J'avais jamais pris conscience de ça mais à chaque fois qu'il m'arrive un truc négatif, mon réflexe, c'est de me dire que c'est de ma faute. Parce que j'ai zéro confiance dans les autres et je pense ne pouvoir compter que sur moi-même et donc, c'est à moi de me protéger et d'éviter ces situations.
Quand j'y pense, c'est assez dangereux, en fait. Si je subissais une vraie agression, je suis sûre que je me dirais que c'est de ma faute de pas avoir su l'éviter, on en est là...
En même temps j'ai l'impression d'avoir aucune action sur les autres, c'est une impuissance totale... et que les autres sont par nature agressifs, violents. Je trouve ça extrêmement triste de penser que les inconnus vont me faire du mal... jusqu'à ce que j'arrive à discerner que ça va pas être le cas. Du coup je suis sur la défensive à chaque rencontre. [Quand je pense au fait que j'ai peur d'aller chez le médecin parce que j'ai peur qu'on me dise que c'est de ma faute si je suis malade, je sais qu'il y a un problème...]

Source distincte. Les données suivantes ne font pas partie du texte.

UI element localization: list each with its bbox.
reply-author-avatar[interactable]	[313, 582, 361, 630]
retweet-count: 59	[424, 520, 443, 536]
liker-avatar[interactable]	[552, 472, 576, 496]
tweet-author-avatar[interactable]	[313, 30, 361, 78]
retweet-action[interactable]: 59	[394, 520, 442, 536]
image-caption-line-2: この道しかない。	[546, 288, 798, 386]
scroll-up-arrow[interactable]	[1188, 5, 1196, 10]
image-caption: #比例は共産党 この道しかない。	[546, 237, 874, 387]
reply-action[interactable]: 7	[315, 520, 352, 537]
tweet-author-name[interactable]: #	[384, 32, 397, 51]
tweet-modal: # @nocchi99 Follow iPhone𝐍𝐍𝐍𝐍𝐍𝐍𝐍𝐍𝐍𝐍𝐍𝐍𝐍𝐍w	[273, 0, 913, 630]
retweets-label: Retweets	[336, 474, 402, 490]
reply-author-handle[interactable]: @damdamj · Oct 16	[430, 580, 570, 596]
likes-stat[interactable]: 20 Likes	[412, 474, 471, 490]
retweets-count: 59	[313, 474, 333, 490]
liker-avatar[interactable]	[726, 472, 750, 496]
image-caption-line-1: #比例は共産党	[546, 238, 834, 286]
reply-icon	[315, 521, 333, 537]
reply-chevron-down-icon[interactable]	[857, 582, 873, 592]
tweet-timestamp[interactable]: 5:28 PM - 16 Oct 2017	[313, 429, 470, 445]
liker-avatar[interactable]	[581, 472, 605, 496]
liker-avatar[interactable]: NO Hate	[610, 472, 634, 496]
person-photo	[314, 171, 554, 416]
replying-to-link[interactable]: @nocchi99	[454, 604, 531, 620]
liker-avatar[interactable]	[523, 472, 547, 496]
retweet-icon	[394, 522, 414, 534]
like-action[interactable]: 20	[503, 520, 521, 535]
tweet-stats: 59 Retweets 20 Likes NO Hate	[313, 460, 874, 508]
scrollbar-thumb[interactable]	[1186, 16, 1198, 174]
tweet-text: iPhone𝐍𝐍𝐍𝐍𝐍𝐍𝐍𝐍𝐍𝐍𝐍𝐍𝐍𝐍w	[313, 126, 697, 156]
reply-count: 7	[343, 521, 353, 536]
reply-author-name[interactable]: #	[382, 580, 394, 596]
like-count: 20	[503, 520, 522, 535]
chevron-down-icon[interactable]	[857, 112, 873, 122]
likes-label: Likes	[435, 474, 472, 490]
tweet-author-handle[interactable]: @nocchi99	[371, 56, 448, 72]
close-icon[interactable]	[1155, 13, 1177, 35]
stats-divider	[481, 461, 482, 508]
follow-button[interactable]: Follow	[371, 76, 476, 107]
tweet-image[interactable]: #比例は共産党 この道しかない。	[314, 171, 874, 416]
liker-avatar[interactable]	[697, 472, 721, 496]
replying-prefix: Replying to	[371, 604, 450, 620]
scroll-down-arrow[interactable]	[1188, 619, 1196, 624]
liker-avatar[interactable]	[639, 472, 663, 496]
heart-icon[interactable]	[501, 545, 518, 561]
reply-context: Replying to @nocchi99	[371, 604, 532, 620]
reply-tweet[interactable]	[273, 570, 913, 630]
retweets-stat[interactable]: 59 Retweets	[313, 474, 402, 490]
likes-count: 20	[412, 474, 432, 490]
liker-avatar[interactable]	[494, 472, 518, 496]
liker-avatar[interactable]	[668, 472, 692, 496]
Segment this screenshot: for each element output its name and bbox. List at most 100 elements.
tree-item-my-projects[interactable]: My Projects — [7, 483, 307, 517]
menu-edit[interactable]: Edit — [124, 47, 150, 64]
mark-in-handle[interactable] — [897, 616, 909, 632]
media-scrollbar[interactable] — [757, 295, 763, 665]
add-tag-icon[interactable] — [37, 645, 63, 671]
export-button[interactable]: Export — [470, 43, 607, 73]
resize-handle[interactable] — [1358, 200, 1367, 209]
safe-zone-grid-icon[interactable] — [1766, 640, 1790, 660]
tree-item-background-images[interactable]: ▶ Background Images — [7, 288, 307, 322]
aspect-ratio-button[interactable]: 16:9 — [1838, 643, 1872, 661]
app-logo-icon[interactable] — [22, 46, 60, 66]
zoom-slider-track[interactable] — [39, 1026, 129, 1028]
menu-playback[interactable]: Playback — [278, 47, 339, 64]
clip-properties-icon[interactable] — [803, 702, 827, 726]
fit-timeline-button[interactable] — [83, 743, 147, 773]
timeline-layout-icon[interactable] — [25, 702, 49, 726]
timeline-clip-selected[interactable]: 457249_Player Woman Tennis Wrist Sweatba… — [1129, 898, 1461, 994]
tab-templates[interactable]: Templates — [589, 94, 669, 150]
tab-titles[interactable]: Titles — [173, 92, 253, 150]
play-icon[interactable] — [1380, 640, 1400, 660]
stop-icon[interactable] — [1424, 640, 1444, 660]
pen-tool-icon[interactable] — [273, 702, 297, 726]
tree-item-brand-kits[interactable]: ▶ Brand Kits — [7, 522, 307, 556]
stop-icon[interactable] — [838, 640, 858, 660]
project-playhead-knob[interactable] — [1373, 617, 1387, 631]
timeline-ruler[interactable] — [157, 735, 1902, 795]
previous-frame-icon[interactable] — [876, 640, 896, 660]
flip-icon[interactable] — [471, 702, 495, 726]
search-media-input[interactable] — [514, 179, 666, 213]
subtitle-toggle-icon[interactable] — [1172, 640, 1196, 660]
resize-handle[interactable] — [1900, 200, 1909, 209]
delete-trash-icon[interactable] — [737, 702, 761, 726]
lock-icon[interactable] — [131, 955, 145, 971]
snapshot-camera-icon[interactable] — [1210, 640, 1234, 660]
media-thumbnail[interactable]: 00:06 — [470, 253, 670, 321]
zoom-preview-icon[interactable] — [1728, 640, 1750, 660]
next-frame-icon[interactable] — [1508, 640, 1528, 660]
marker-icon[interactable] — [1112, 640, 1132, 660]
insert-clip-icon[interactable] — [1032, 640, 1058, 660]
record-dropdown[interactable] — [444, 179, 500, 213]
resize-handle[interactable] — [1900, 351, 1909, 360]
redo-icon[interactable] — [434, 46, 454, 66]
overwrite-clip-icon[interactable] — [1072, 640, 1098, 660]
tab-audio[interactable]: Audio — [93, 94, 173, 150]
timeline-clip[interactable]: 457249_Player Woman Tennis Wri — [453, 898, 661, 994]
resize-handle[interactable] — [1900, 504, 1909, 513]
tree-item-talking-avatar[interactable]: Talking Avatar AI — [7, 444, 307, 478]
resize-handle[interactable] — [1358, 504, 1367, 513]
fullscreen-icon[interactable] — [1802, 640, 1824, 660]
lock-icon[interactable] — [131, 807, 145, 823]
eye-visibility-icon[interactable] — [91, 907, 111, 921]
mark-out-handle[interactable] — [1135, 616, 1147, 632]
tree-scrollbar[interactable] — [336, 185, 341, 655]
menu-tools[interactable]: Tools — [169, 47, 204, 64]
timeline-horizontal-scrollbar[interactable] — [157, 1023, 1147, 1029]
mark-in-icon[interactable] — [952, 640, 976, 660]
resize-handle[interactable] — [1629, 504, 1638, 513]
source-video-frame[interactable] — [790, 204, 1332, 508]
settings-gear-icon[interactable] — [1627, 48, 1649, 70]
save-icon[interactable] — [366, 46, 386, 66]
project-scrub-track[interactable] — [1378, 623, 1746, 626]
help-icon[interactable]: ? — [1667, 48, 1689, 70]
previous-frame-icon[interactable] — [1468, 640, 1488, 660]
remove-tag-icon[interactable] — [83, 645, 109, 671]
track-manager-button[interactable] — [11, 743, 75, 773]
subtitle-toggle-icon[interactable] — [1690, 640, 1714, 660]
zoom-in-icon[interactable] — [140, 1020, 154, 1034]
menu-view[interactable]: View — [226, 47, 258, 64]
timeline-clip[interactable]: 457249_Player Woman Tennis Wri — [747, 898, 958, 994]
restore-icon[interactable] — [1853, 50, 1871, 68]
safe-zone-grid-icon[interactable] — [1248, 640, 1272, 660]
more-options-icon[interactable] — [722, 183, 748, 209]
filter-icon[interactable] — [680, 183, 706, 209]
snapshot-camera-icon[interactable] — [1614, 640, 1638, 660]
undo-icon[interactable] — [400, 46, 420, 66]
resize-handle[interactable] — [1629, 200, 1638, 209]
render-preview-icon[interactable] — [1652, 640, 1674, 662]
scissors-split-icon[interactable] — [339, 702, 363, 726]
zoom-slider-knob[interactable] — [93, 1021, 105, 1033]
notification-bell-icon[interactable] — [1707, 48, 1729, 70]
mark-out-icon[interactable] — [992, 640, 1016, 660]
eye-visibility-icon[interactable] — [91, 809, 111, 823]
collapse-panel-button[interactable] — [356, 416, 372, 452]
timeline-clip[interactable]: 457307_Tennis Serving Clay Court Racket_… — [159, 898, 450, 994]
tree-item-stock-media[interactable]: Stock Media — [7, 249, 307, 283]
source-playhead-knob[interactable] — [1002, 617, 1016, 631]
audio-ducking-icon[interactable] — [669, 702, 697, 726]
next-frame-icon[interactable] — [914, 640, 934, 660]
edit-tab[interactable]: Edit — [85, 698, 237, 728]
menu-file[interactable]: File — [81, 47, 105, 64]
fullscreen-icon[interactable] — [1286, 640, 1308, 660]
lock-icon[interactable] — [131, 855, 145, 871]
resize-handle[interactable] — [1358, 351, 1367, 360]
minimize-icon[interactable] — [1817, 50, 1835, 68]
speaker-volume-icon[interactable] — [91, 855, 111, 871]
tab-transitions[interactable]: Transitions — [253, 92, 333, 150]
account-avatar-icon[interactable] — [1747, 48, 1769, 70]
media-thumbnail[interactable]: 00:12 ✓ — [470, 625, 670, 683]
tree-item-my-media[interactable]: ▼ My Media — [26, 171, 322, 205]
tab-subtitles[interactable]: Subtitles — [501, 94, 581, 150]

Ne pouvoir compter que sur soi et essayer de tout prévoir (pour tout prévenir) c'est une charge mentale infernale. Mais même quand je me dis que je suis trop fragile et trop sensible, je me culpabilise, c'est dingue ! (En même temps on m'a dit qu'il fallait que je m'endurcisse, parce que mon émotivité est impossible. C'était un conseil purement pragmatique, je pense, mais comme je ne le suis pas, je me dis seulement que j'ai zéro envie de vivre dans une société où le problème c'est ma sensibilité et pas ceux qui la violent.) Et c'est dur, aussi, d'accepter d'avoir été traumatisée pour quelque chose qui paraît "presque rien", surtout quand on sait qu'il y a tellement pire...

Et d'un autre côté, dans le même esprit, ça m'arrive fréquemment, quand je suis avec d'autres gens, de faire des choses que je ne veux pas faire... parce que je me dis que ça leur fait plaisir et que "ça ne me dérange pas". En vérité, cette passivité (ne pas exprimer son désir) ou ce renoncement, a quelque chose du sacrifice et ça mine les relations sociales... Ces consentements n'en sont pas. Puisqu'on se force soi-même à se plier au désir d'un tiers.
Mais là encore, je me dis qu'il y a un problème dans le fait de ne pas se sentir assez à l'aise pour exprimer son désir. Et là encore, je sais pas dans quelle mesure c'est de ma faute (de ne pas m'exprimer) ou celle des autres (mais là aussi je ne sais pas s'ils ne peuvent effectivement pas deviner ou s'ils auraient pu faire attention et voir les réticences ou si, au moins, ils devraient être responsables des conséquences qui, elles, en général, sont exprimées).
[J'ai eu une relation qui a fini dans la violence, en grande partie à cause des ressentiments nés de cette dynamique. ça m'a rendu folle qu'elle refuse de s'excuser sous prétexte qu'elle n'avait jamais voulu me faire de mal et qu'elle ne pouvait pas deviner... oui, évidemment, j'aurais dû m'exprimer mais...]
Du coup j'ai tendance à éviter toutes ces situations, toutes ces relations. Je souffre de cette solitude - mais c'est toujours moins pire, bien moins pire que d'être traumatisée. Et je rêve de vivre au milieu des arbres - parce que les végétaux ne m'ont jamais forcée à quoi que ce soit... même sans me vouloir de mal.